EnergiepolitikThomas Bareiß, Energiebeauftragter der CDU/CSU-Fraktion, führte im Rahmen des Dialoges aus, dass Schon heute über 30 Prozent unseres Stroms aus Wind, Sonne, Biomasse oder Wasser stammen, damit seien die Ziele für den Ausbau der erneuerbaren Energien sogar momentan „übererfüllt“. Wenn man im Kostenrahmen bleiben wolle, müsse man jedoch zu einem geregelten und koordinierten Ausbau kommen, mahnte Bareiß. Als weitere Herausforderungen nannte er den Netzausbau, bei dem Deutschland noch weit hinter den vereinbarten Zielen hinterherhinke, sowie die digitale Steuerung des Stromverbrauchs.

Im Zusammenhang mit anstehenden Entscheidungen war immer wieder von der „größten Weichenstellung in der Energiepolitik“ zu hören.

„Als Bundestagsabgeordneten freut es mich, dass wir Zahlreiche Gesetzentwürfe in der Pipeline haben, um auch künftig in diesem Bereich weitere Weichen zu stellen. Beispielsweise seinen an dieser Stelle das Gesetz zur schrittweisen Heranführung der erneuerbaren Energien an Markt und Wettbewerb, zur Kraft-Wärme-Kopplung, zum Einstieg in den intelligenten Verbrauch oder zum Strommarkt genannt“, so der heimische Abgeordnete.
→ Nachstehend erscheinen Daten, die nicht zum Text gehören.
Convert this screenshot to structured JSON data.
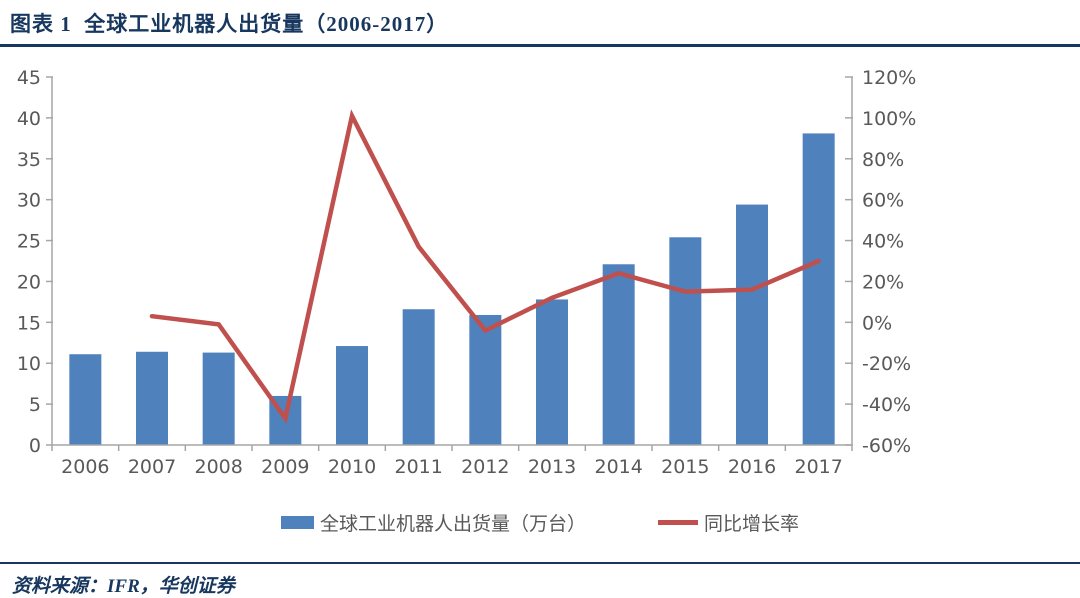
{
  "page": {
    "title": "图表 1  全球工业机器人出货量（2006-2017）",
    "source_label": "资料来源：IFR，华创证券"
  },
  "colors": {
    "navy": "#17375E",
    "bar_blue": "#4F81BD",
    "line_red": "#C0504D",
    "axis_line": "#A6A6A6",
    "axis_text": "#595959"
  },
  "chart_data": {
    "type": "bar+line combo",
    "title": "全球工业机器人出货量（2006-2017）",
    "categories": [
      "2006",
      "2007",
      "2008",
      "2009",
      "2010",
      "2011",
      "2012",
      "2013",
      "2014",
      "2015",
      "2016",
      "2017"
    ],
    "series": [
      {
        "name": "全球工业机器人出货量（万台）",
        "type": "bar",
        "axis": "left",
        "values": [
          11.1,
          11.4,
          11.3,
          6.0,
          12.1,
          16.6,
          15.9,
          17.8,
          22.1,
          25.4,
          29.4,
          38.1
        ]
      },
      {
        "name": "同比增长率",
        "type": "line",
        "axis": "right",
        "unit": "%",
        "values": [
          null,
          3,
          -1,
          -47,
          101,
          37,
          -4,
          12,
          24,
          15,
          16,
          30
        ]
      }
    ],
    "left_axis": {
      "min": 0,
      "max": 45,
      "step": 5,
      "suffix": ""
    },
    "right_axis": {
      "min": -60,
      "max": 120,
      "step": 20,
      "suffix": "%"
    },
    "grid": false,
    "legend_position": "bottom"
  }
}
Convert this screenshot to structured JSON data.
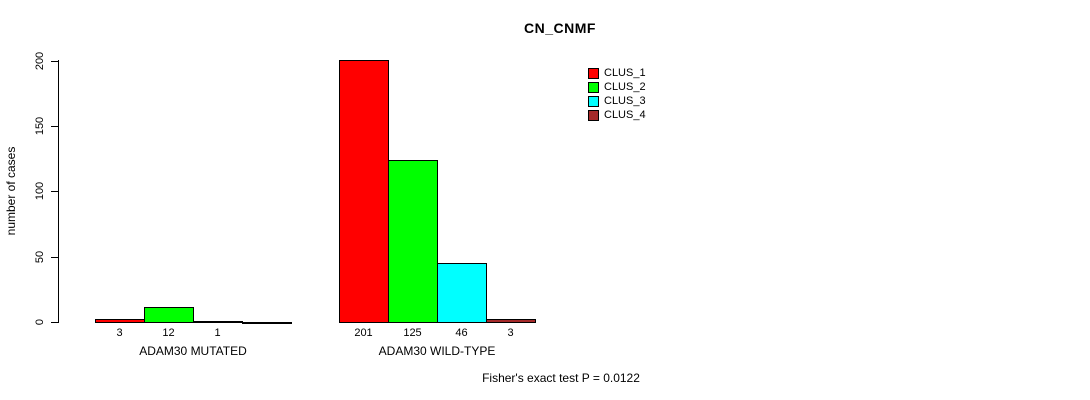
{
  "title": "CN_CNMF",
  "chart_data": {
    "type": "bar",
    "categories": [
      "ADAM30 MUTATED",
      "ADAM30 WILD-TYPE"
    ],
    "series": [
      {
        "name": "CLUS_1",
        "color": "#FF0000",
        "values": [
          3,
          201
        ]
      },
      {
        "name": "CLUS_2",
        "color": "#00FF00",
        "values": [
          12,
          125
        ]
      },
      {
        "name": "CLUS_3",
        "color": "#00FFFF",
        "values": [
          1,
          46
        ]
      },
      {
        "name": "CLUS_4",
        "color": "#A52A2A",
        "values": [
          0,
          3
        ]
      }
    ],
    "bar_labels": [
      [
        "3",
        "12",
        "1",
        ""
      ],
      [
        "201",
        "125",
        "46",
        "3"
      ]
    ],
    "ylabel": "number of cases",
    "xlabel": "",
    "yticks": [
      "0",
      "50",
      "100",
      "150",
      "200"
    ],
    "ylim": [
      0,
      200
    ],
    "legend_position": "top-right",
    "grid": false,
    "background": "#ffffff",
    "axis_color": "#000000"
  },
  "footer": {
    "note": "Fisher's exact test P = 0.0122"
  }
}
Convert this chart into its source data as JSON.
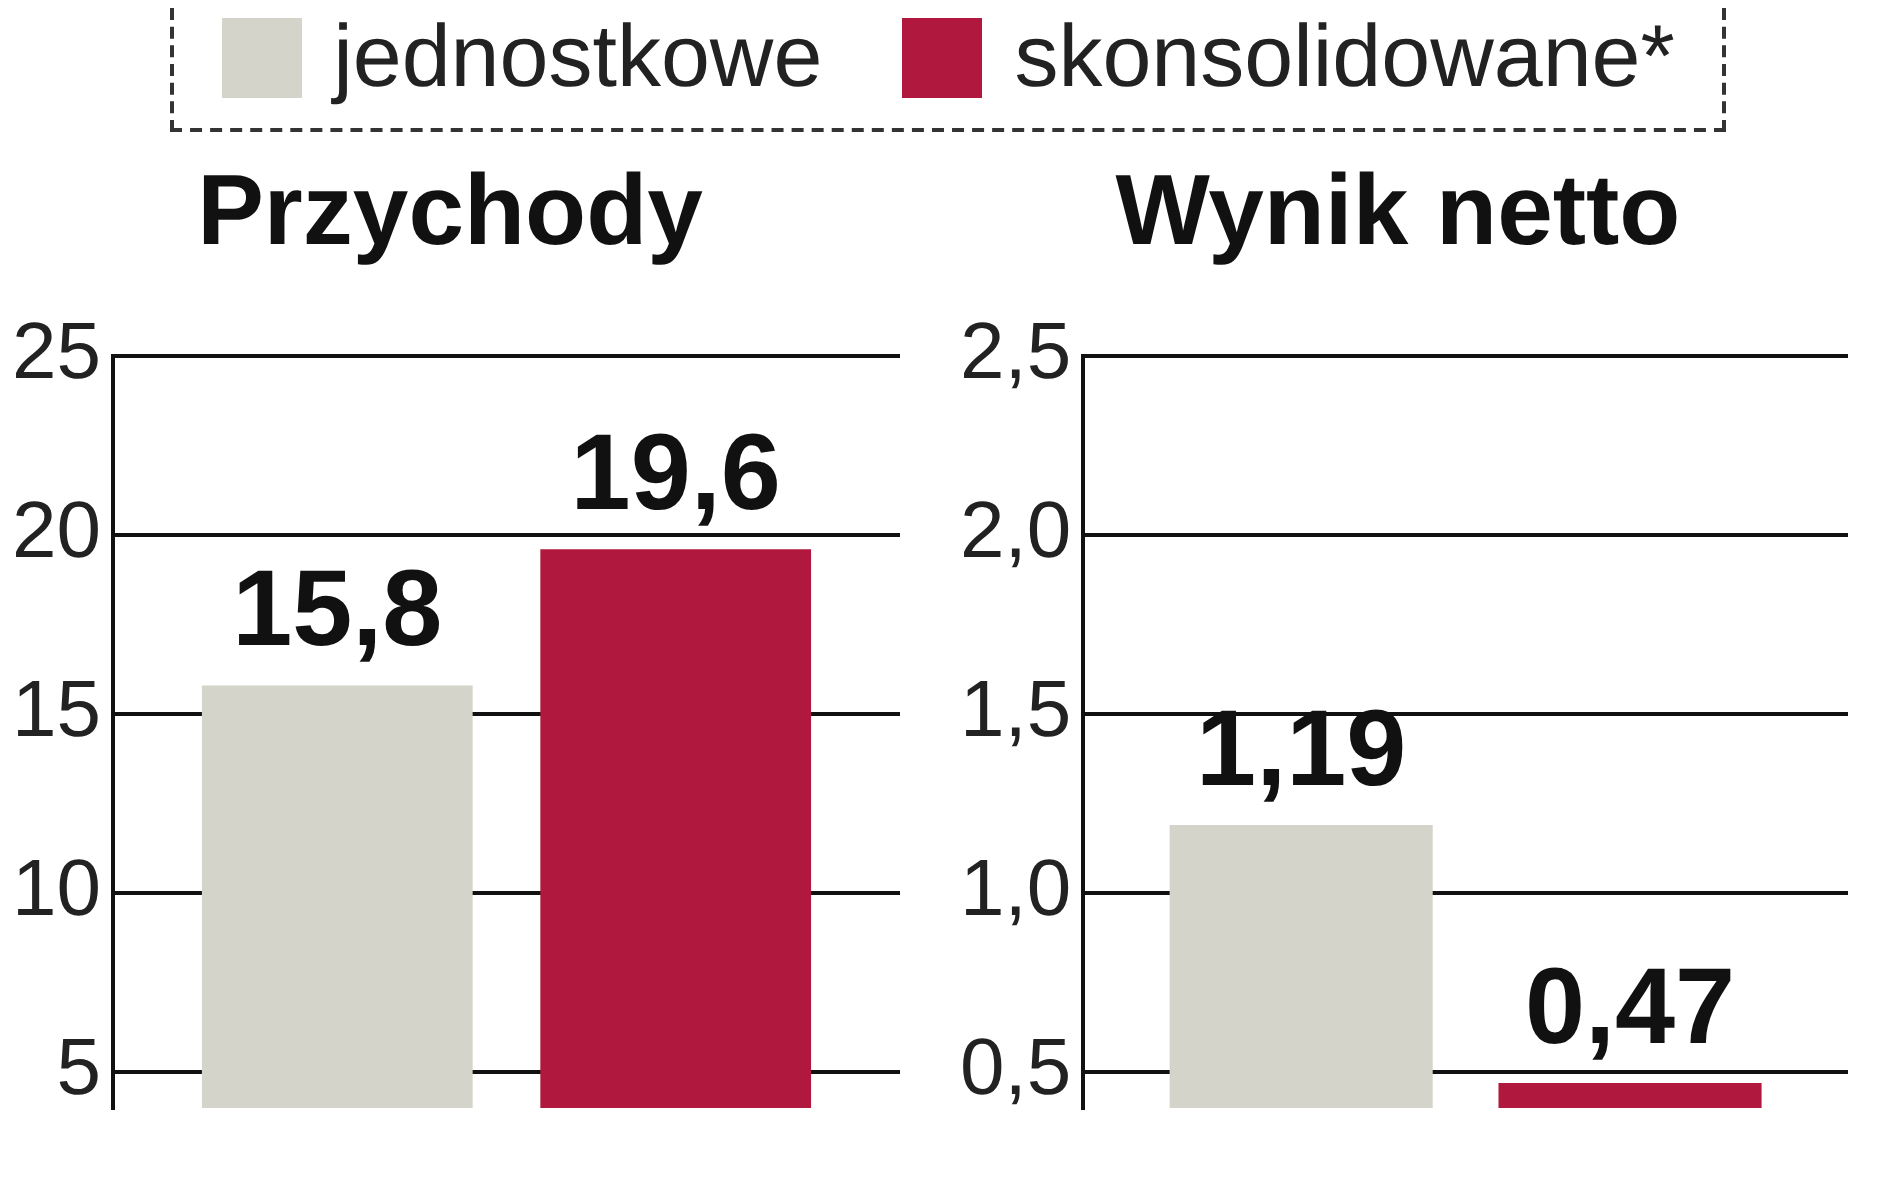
{
  "chart_data": [
    {
      "type": "bar",
      "title": "Przychody",
      "categories": [
        null
      ],
      "ylim": [
        4,
        25
      ],
      "yticks": [
        5,
        10,
        15,
        20,
        25
      ],
      "grid": "y",
      "legend": "top",
      "tick_labels": "y",
      "series": [
        {
          "name": "jednostkowe",
          "color": "#d4d4ca",
          "values": [
            15.8
          ],
          "value_labels": [
            "15,8"
          ]
        },
        {
          "name": "skonsolidowane*",
          "color": "#b0193d",
          "values": [
            19.6
          ],
          "value_labels": [
            "19,6"
          ]
        }
      ]
    },
    {
      "type": "bar",
      "title": "Wynik netto",
      "categories": [
        null
      ],
      "ylim": [
        0.4,
        2.5
      ],
      "yticks": [
        {
          "value": 0.5,
          "label": "0,5"
        },
        {
          "value": 1.0,
          "label": "1,0"
        },
        {
          "value": 1.5,
          "label": "1,5"
        },
        {
          "value": 2.0,
          "label": "2,0"
        },
        {
          "value": 2.5,
          "label": "2,5"
        }
      ],
      "grid": "y",
      "tick_labels": "y",
      "series": [
        {
          "color": "#d4d4ca",
          "values": [
            1.19
          ],
          "value_labels": [
            "1,19"
          ]
        },
        {
          "color": "#b0193d",
          "values": [
            0.47
          ],
          "value_labels": [
            "0,47"
          ]
        }
      ]
    }
  ]
}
„Der Gesetzentwurf zum Kraft-Wärme-Kopplungsgesetz ist noch nicht zufrieden stellend, denn auch unsere Industrie sollte es ermöglicht werden im KWKG berücksichtigt zu werden. Die Kraft-Wärme-Kopplung ist ein wichtiger Beitrag zum Gelingen der Energiewende“, so der Energiebeauftrage Thomas Bareiß.

Auch das in den letzten Monaten in der Region diskutierte Thema des Netzausbaus wurde durch Jochen Homann, den Präsidenten der Bundesnetzagentur angesprochen. Die Beschleunigung des Netzausbaus, solle vor allem mit der sogenannten Erdverkabelung erreicht werden und zwar bei Gleichstromtrassen. „Auch aus Gründen der Akzeptanz des Netzausbaus in der Bevölkerung könne es keine andere Alternative geben“, so Homann.

Es war eine informative Veranstaltung, die einen umfassenden fachlichen Einblick in die aktuell relevanten Energiepoltischen Themen, deren Chancen und Herausforderungen ermöglicht hat – so das Fazit der Teilnehmer aus dem Wahlkreis Nienburg II / Schaumburg.